By Olivia Scheck
DNAinfo Reporter/Producer
HARLEM — A Harlem father was arrested after his young daughter was found all alone on a Harlem street corner overnight Tuesday, police said.
The girl, identified by her mother as 4-year-old Kadiras Kamara, was discovered down the block from her apartment on the corner of West 127th Street and Morningside Avenue by a bystander, who alerted the authorities at about 2:30 a.m., the NYPD said.
She was taken to St. Luke's hospital before being returned to her family's care in good condition later that morning, according to police.
Kadiras' mother, Fofana Namaga, said she was at work in Brooklyn, where she works as a hair braider, when the little girl slipped out of the apartment at 165 Morningside Avenue.

The girl's father, Yacou Kamara, had gone to pick something up at a store, leaving Kadiras with her two sleeping siblings, 9- and 12-years-old, and a male roommate in his 20s, according to the mother.

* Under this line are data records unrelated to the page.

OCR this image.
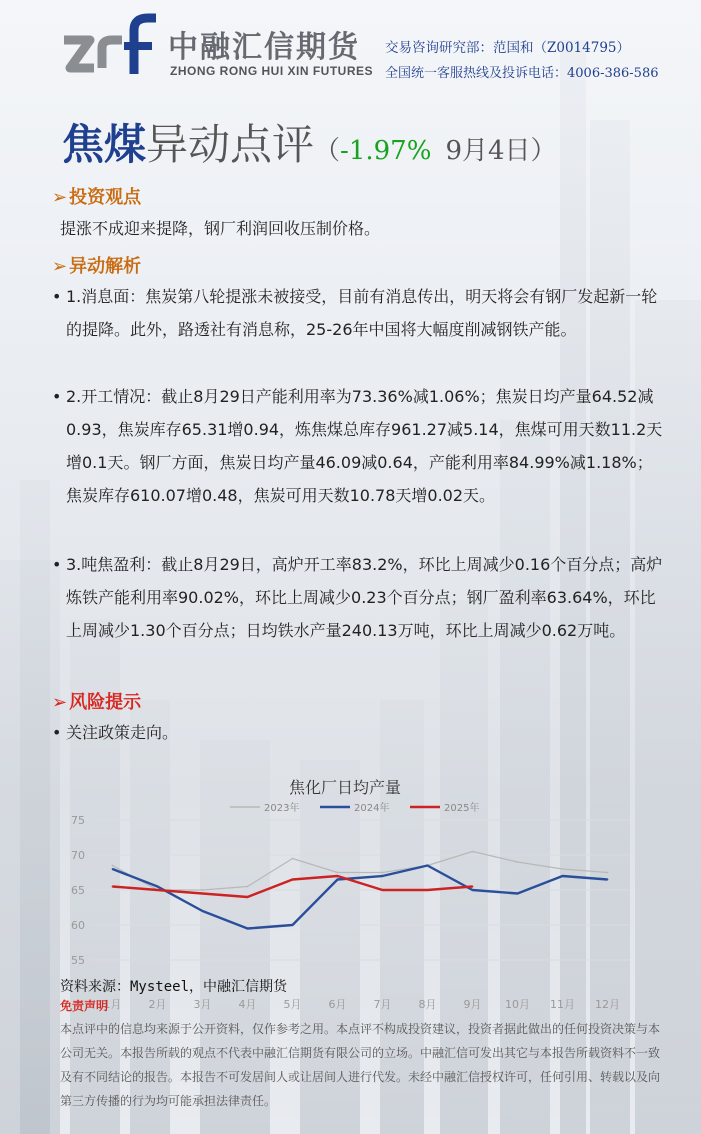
中融汇信期货
ZHONG RONG HUI XIN FUTURES
交易咨询研究部：范国和（Z0014795）
全国统一客服热线及投诉电话：4006-386-586
焦煤异动点评（-1.97% 9月4日）
➢ 投资观点
提涨不成迎来提降，钢厂利润回收压制价格。
➢ 异动解析
• 1.消息面：焦炭第八轮提涨未被接受，目前有消息传出，明天将会有钢厂发起新一轮的提降。此外，路透社有消息称，25-26年中国将大幅度削减钢铁产能。
• 2.开工情况：截止8月29日产能利用率为73.36%减1.06%；焦炭日均产量64.52减0.93，焦炭库存65.31增0.94，炼焦煤总库存961.27减5.14，焦煤可用天数11.2天增0.1天。钢厂方面，焦炭日均产量46.09减0.64，产能利用率84.99%减1.18%；焦炭库存610.07增0.48，焦炭可用天数10.78天增0.02天。
• 3.吨焦盈利：截止8月29日，高炉开工率83.2%，环比上周减少0.16个百分点；高炉炼铁产能利用率90.02%，环比上周减少0.23个百分点；钢厂盈利率63.64%，环比上周减少1.30个百分点；日均铁水产量240.13万吨，环比上周减少0.62万吨。
➢ 风险提示
• 关注政策走向。
焦化厂日均产量
2023年	2024年	2025年
75
70
65
60
55
1月 2月 3月 4月 5月 6月 7月 8月 9月 10月 11月 12月
资料来源：Mysteel，中融汇信期货
免责声明
本点评中的信息均来源于公开资料，仅作参考之用。本点评不构成投资建议，投资者据此做出的任何投资决策与本公司无关。本报告所载的观点不代表中融汇信期货有限公司的立场。中融汇信可发出其它与本报告所载资料不一致及有不同结论的报告。本报告不可发居间人或让居间人进行代发。未经中融汇信授权许可，任何引用、转载以及向第三方传播的行为均可能承担法律责任。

"When she fell asleep, he went to the store. She woke up and I don't know how she got out," Namaga said, while holding the squirming 4-year-old in her lap. "She was looking for her daddy."

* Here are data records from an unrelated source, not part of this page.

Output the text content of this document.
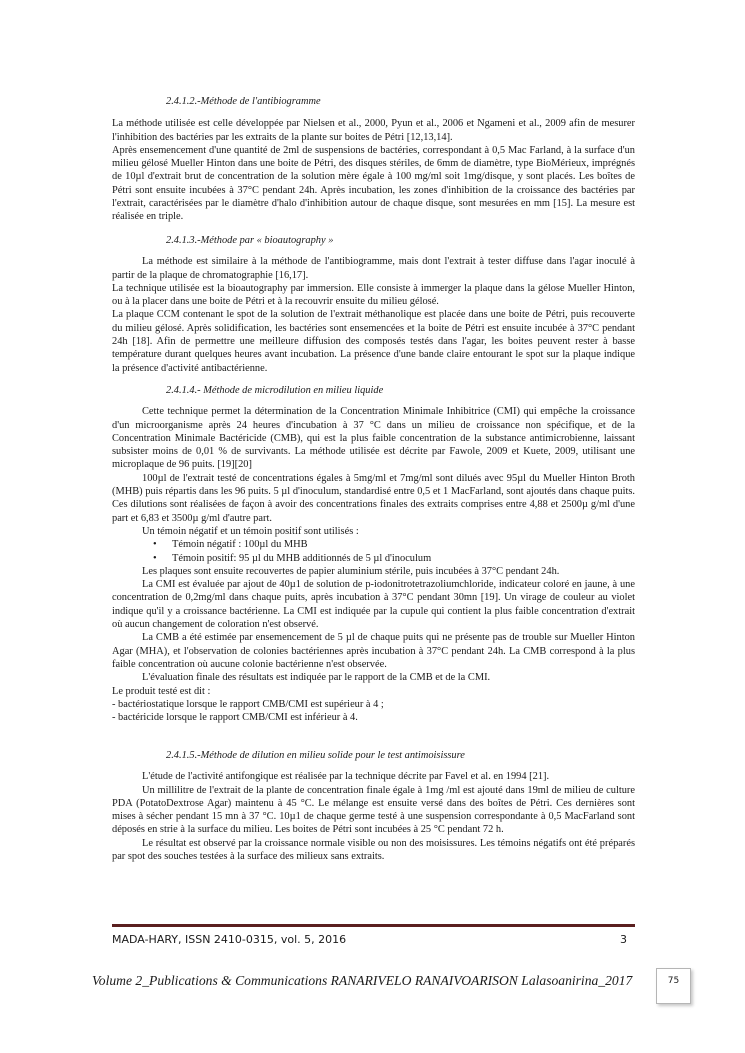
2.4.1.2.-Méthode de l'antibiogramme

La méthode utilisée est celle développée par Nielsen et al., 2000, Pyun et al., 2006 et Ngameni et al., 2009 afin de mesurer l'inhibition des bactéries par les extraits de la plante sur boites de Pétri [12,13,14].

Après ensemencement d'une quantité de 2ml de suspensions de bactéries, correspondant à 0,5 Mac Farland, à la surface d'un milieu gélosé Mueller Hinton dans une boite de Pétri, des disques stériles, de 6mm de diamètre, type BioMérieux, imprégnés de 10µl d'extrait brut de concentration de la solution mère égale à 100 mg/ml soit 1mg/disque, y sont placés. Les boîtes de Pétri sont ensuite incubées à 37°C pendant 24h. Après incubation, les zones d'inhibition de la croissance des bactéries par l'extrait, caractérisées par le diamètre d'halo d'inhibition autour de chaque disque, sont mesurées en mm [15]. La mesure est réalisée en triple.

2.4.1.3.-Méthode par « bioautography »

La méthode est similaire à la méthode de l'antibiogramme, mais dont l'extrait à tester diffuse dans l'agar inoculé à partir de la plaque de chromatographie [16,17].

La technique utilisée est la bioautography par immersion. Elle consiste à immerger la plaque dans la gélose Mueller Hinton, ou à la placer dans une boite de Pétri et à la recouvrir ensuite du milieu gélosé.

La plaque CCM contenant le spot de la solution de l'extrait méthanolique est placée dans une boite de Pétri, puis recouverte du milieu gélosé. Après solidification, les bactéries sont ensemencées et la boite de Pétri est ensuite incubée à 37°C pendant 24h [18]. Afin de permettre une meilleure diffusion des composés testés dans l'agar, les boites peuvent rester à basse température durant quelques heures avant incubation. La présence d'une bande claire entourant le spot sur la plaque indique la présence d'activité antibactérienne.

2.4.1.4.- Méthode de microdilution en milieu liquide

Cette technique permet la détermination de la Concentration Minimale Inhibitrice (CMI) qui empêche la croissance d'un microorganisme après 24 heures d'incubation à 37 °C dans un milieu de croissance non spécifique, et de la Concentration Minimale Bactéricide (CMB), qui est la plus faible concentration de la substance antimicrobienne, laissant subsister moins de 0,01 % de survivants. La méthode utilisée est décrite par Fawole, 2009 et Kuete, 2009, utilisant une microplaque de 96 puits. [19][20]

100µl de l'extrait testé de concentrations égales à 5mg/ml et 7mg/ml sont dilués avec 95µl du Mueller Hinton Broth (MHB) puis répartis dans les 96 puits. 5 µl d'inoculum, standardisé entre 0,5 et 1 MacFarland, sont ajoutés dans chaque puits. Ces dilutions sont réalisées de façon à avoir des concentrations finales des extraits comprises entre 4,88 et 2500µ g/ml d'une part et 6,83 et 3500µ g/ml d'autre part.

Un témoin négatif et un témoin positif sont utilisés :

• Témoin négatif : 100µl du MHB

• Témoin positif: 95 µl du MHB additionnés de 5 µl d'inoculum

Les plaques sont ensuite recouvertes de papier aluminium stérile, puis incubées à 37°C pendant 24h.

La CMI est évaluée par ajout de 40µ1 de solution de p-iodonitrotetrazoliumchloride, indicateur coloré en jaune, à une concentration de 0,2mg/ml dans chaque puits, après incubation à 37°C pendant 30mn [19]. Un virage de couleur au violet indique qu'il y a croissance bactérienne. La CMI est indiquée par la cupule qui contient la plus faible concentration d'extrait où aucun changement de coloration n'est observé.

La CMB a été estimée par ensemencement de 5 µl de chaque puits qui ne présente pas de trouble sur Mueller Hinton Agar (MHA), et l'observation de colonies bactériennes après incubation à 37°C pendant 24h. La CMB correspond à la plus faible concentration où aucune colonie bactérienne n'est observée.

L'évaluation finale des résultats est indiquée par le rapport de la CMB et de la CMI.

Le produit testé est dit :

- bactériostatique lorsque le rapport CMB/CMI est supérieur à 4 ;

- bactéricide lorsque le rapport CMB/CMI est inférieur à 4.

2.4.1.5.-Méthode de dilution en milieu solide pour le test antimoisissure

L'étude de l'activité antifongique est réalisée par la technique décrite par Favel et al. en 1994 [21].

Un millilitre de l'extrait de la plante de concentration finale égale à 1mg /ml est ajouté dans 19ml de milieu de culture PDA (PotatoDextrose Agar) maintenu à 45 °C. Le mélange est ensuite versé dans des boîtes de Pétri. Ces dernières sont mises à sécher pendant 15 mn à 37 °C. 10µ1 de chaque germe testé à une suspension correspondante à 0,5 MacFarland sont déposés en strie à la surface du milieu. Les boites de Pétri sont incubées à 25 °C pendant 72 h.

Le résultat est observé par la croissance normale visible ou non des moisissures. Les témoins négatifs ont été préparés par spot des souches testées à la surface des milieux sans extraits.

MADA-HARY, ISSN 2410-0315, vol. 5, 2016	3
Volume 2_Publications & Communications RANARIVELO RANAIVOARISON Lalasoanirina_2017	75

Namaga said she did not know how long her husband was gone for, but police were still canvassing the area, attempting to identify Kadiras around 4 a.m., neighbors, who were woken by police, said.
When Yacou Kamara did return to the apartment, police were gathered outside the house, Namaga said.
He was taken into police custody and later charged with "Failure to Exercise Control of a Minor," according to police.
While Kadiras appeared to be in good spirits, safe at home Tuesday afternoon, neighbors worried about what could have become of the little girl, dressed only in a diaper.
"Anything could have happened to her," 25-year-old Harlem mother Charline Levine, who was on a walk with her infant son, told DNAinfo Tuesday morning.
"Something tragic could have happened to that little girl, the way crime is around here," another neighbor, Larry Burke, 53, commented.
Sheila Dixon, 49, who lives just a few doors down from Kadiras' family at 171 Morningside Avenue, said she'd been up all night worrying about the little girl since police knocked on her door early that morning, still attempting to identify the little girl.

"They knocked on my door, it must have been 4:10 a.m.," Dixon recalled. "I couldn't sleep it disturbed my soul so much...I've been up since 4 a.m., hoping and praying she's ok, that she wasn't abandoned."
A bodega worker on 127th Street said it's not uncommon to see small children walking around the neighborhood on their own.
"Sometimes little kids wander out of their houses and walk to the store. They cross the street by themselves," said Ralphy Lara, 26, who works at Lara Grocery. "I tell the parents it's very irresponsible."